Women Need an Education in Roma


Afrik Update

EDUCATION,Roma

By Rebecca Ratcliffe

Desperate poverty – combined with traditions such as early marriage and the belief that girls should care for younger siblings – means that many Roma girls leave school at 10. 



                               Florina Milos (with her son Denis), who dropped out of education when she was 10           



"My oldest daughter says she wants to become a nurse. I explain that is not a possibility now because we don't have money for college. We will manage somehow, I hope. For now I tell her to study.

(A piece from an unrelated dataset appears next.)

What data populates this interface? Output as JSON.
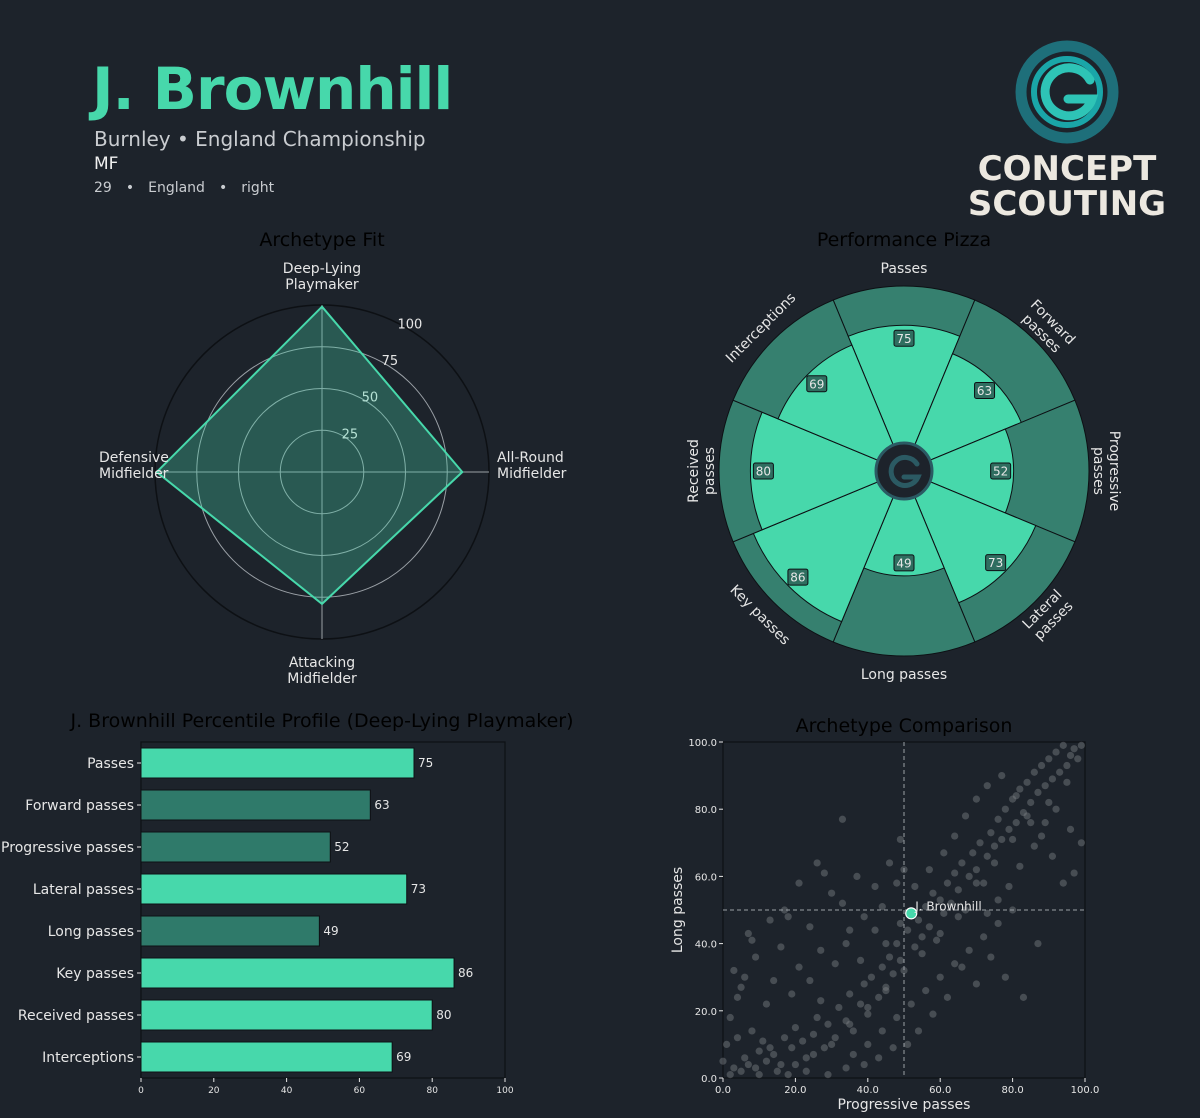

Florina lives in a two-room house with no running water in Targoviste, a city north-west of the Romanian capital Bucharest. Despite the smiles of her four oldest children, who crowd around to cuddle their two-month-old brother, her family faces crisis. "I haven't paid rent since January. I'm borrowing money to survive but I'm in great debt. I earn what I can by collecting bottles on the streets for recycling, but it's not enough."
Florina dropped out of education when she was 10 – the average age at which Roma girls leave school. Illiterate and unskilled, any job she does secure is likely to be for minimal pay.
In Romania, education is free but equipment, and shoes to wear when trekking through snow to get to school in winter, are not. Desperate poverty – combined with traditions such as early marriage or, more commonly, the belief that girls should care for younger siblings – means many do not complete school.

But a lack of education has lasting consequences, says Sorina Fekette, a social worker in Bucharest. "Domestic violence is a problem – so is prostitution," she adds. "It's the only way they can earn money. If their husbands leave, they are powerless."
Florina insists that despite financial pressures, she won't let her children drop out of their school, which is run by Save the Children. Established to help Roma children access education, and funded through the Ikea Foundation, it does not charge for the equipment or dinners provided.
"We show mothers the benefits of school," says Danela Gatlan, head teacher at Mihai Viteazul School, Targoviste. "We have female role models who come in to explain that college and university are possibilities."
A 2004 study by the United Nations found that a third of Roma women living in south-eastern Europe are illiterate, compared with a fifth of Roma men. More recent research carried out by Unicef in Albania shows a similar gender gap – Roma women there spend an average of 5.5 years in education, a figure which stands at eight years for men.